Ofcom tackle broadband bill shock

OFCOM have set out to rescue consumers stuck with unexpectedly high broadband and mobile phone bills.

The regulator's research shows that in the 12 months to May 2011, 6% of UK consumers received an unexpectedly high mobile phone bill and we can assume that a good proportion of those high bills are down to data charges.

18% of those hit with a high mobile bill had to cough up over £100 more than they'd expected.

Home broadband bill shock is much less prevalent. According to a Which? members survey just 2% of home broadband users received an unexpectedly high bill in the 12 months to June 2011.

Broadband bill shock: a shockingly short history

In May 2011, Ofcom started looking for those who had been stuck with an unexpectedly high bill to get in touch as they assessed whether it was worth them taking further action on the issue.

The regulator is currently mulling over the results of that consultation. When it releases the new recommendations consumers might get some more clarity on their rights when landed with a shockingly high bill and the responsibilities of providers to prevent bill shock in the first place.

On the other hand, we might see threats from the regulator followed by foot dragging from providers just as we have done throughout the history of bill shock.

Shocks after use abroad

The astronomical cost of using mobile broadband abroad - whether with a USB modem or on a mobile phone - is still a major cause of faint-inducing broadband bills.

Not that it's deterred us: according to a Carphone Warehouse poll, 79% of smartphone users expected to access the internet on mobile phones outside of the UK in the summer of 2011 despite the fact that 62% said they'd received unexpectedly high mobile phone bills after taking trips abroad.

Just 6% of users said that they knew how much their provider charged per MB and 89% said they didn't make any preparation for using their mobile data in a foreign country before going away.

In many cases that's led to some truly shocking bills.

After a two week trip to America, for example, Mr Neil Winton managed to rack up a bill for £550.55 in January 2011 and another one for £238.39 in February.

After taking his case to The Sunday Times and Radio 4's consumer show You And Yours and doing a lot of holding his ground Mr Winton was offered a full refund by his provider, Vodafone.

As our broadband complaints guide shows, however, most aren't so lucky and have to pay up, even after taking their case to the independent communications adjudicator.

European legislation

The huge bills now usually come from outside of Europe, however, since EU regulations forced providers to cap the amount users can spend, at least within its borders.

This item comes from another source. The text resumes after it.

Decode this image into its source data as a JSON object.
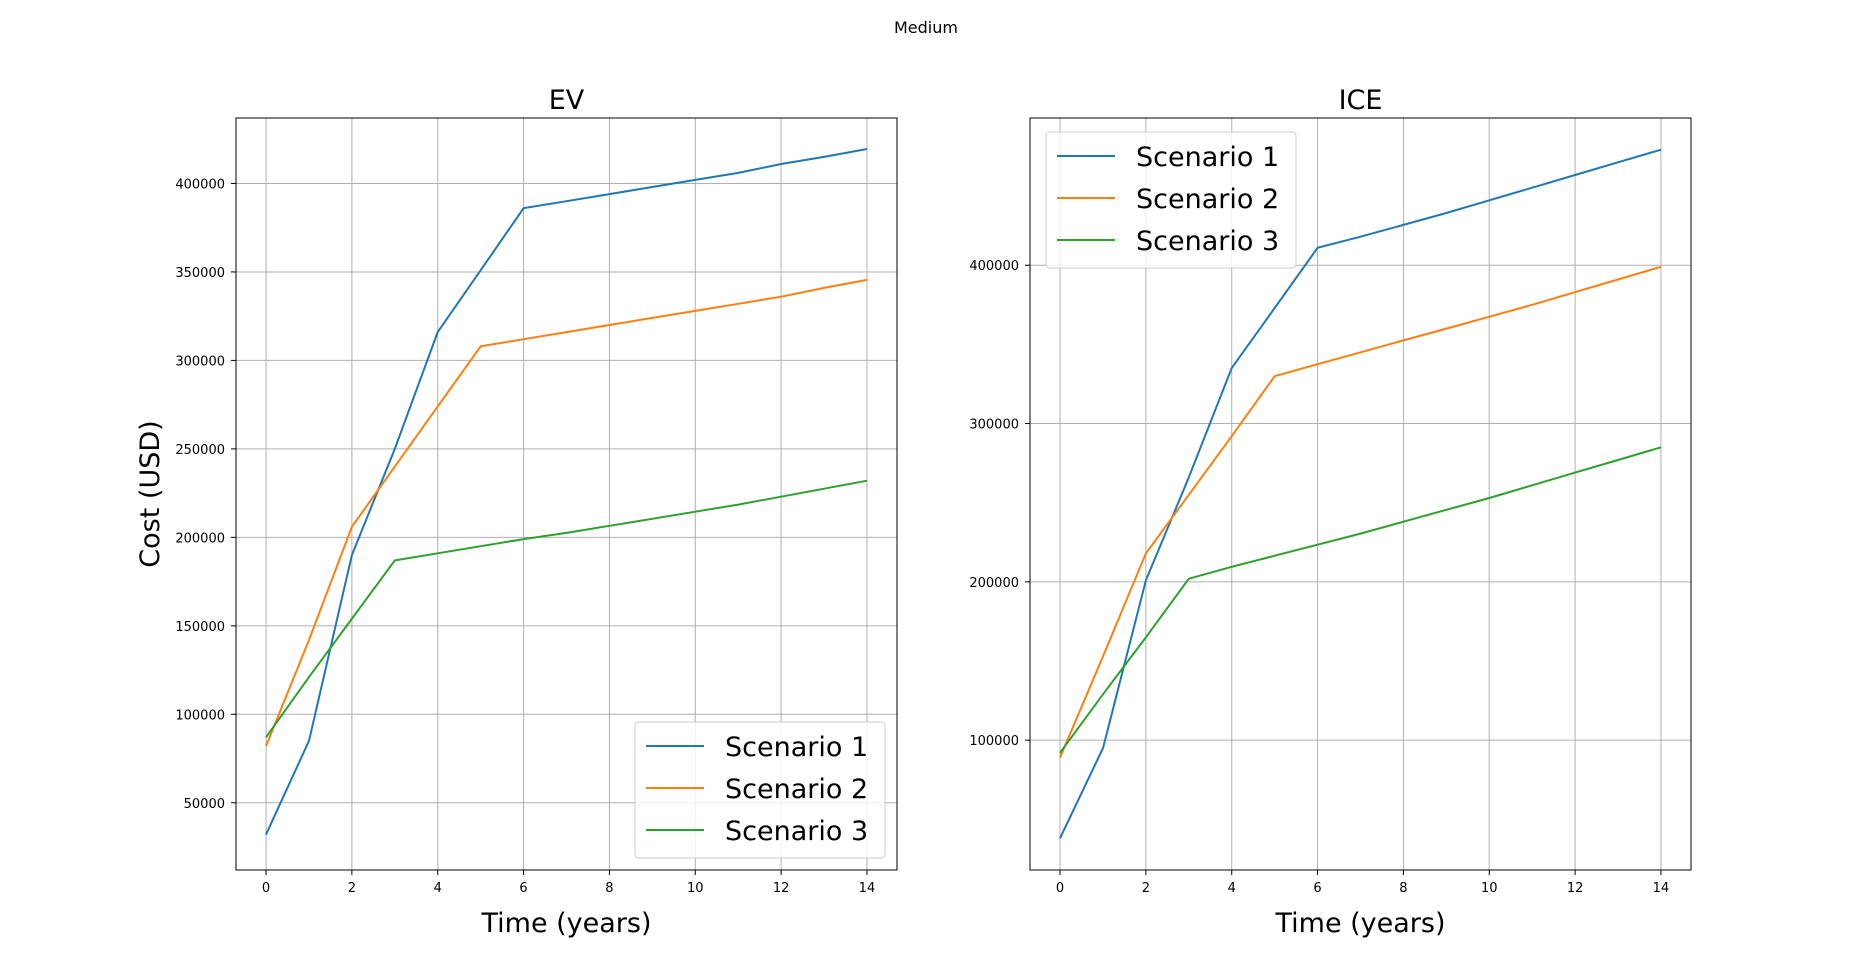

However, European data charges are still much higher than UK prices, a situation EU politicians are doing their best to fix.

In a speech during the annual conference of European Telecommunications Network Operators Association (ETNO) in September 2010 the Commission's Digital Agenda Commissioner Neelie Kroes said that the difference across borders should decrease to zero.

"A true single market is one where the price differences between voice, SMS and data relate only to the actual cost of providing these different services," she said.

Belgian politician Vincent Van Quickenborne had proposed an outright ban on roaming charges within Europe on 4G networks, as soon as those networks go live.

A Eurobarometer survey, commissioned by the European Commission in early 2010, also found that less than one in five consumers thought European data prices were fair.

Around 48% of European mobile phone users have travelled at least once in the last five years and one in ten admitted to using internet services abroad, according to a survey of 26,500 people in the EU's 27 member states last year.

However, Europe moves slowly and, in the meantime, companies are busying themselves by claiming that there's no need for the legislation as the prices will come into line by themselves.

"We are going to lower our prices by a lot in our operating businesses. It depends a bit on the outcome of consumer tests," said regulatory chief of Telefonica (O2), Robert Mourik speaking to ZDnet UK in April 2011.

We're still waiting for both of them, however.

UK shocks

Having said that, you don't need to leave the country to find tariffs that could give you a not-so-cheap thrill.

Some new PAYG iPad broadband tariffs charge about £40 for less than 1GB, for example.

Meanwhile, home broadband 'bill shock' has become progressively less common over the past few years reflecting an increasing number of unlimited deals and, even where there are download caps, an increasing number of providers that don't charge for extra usage at all.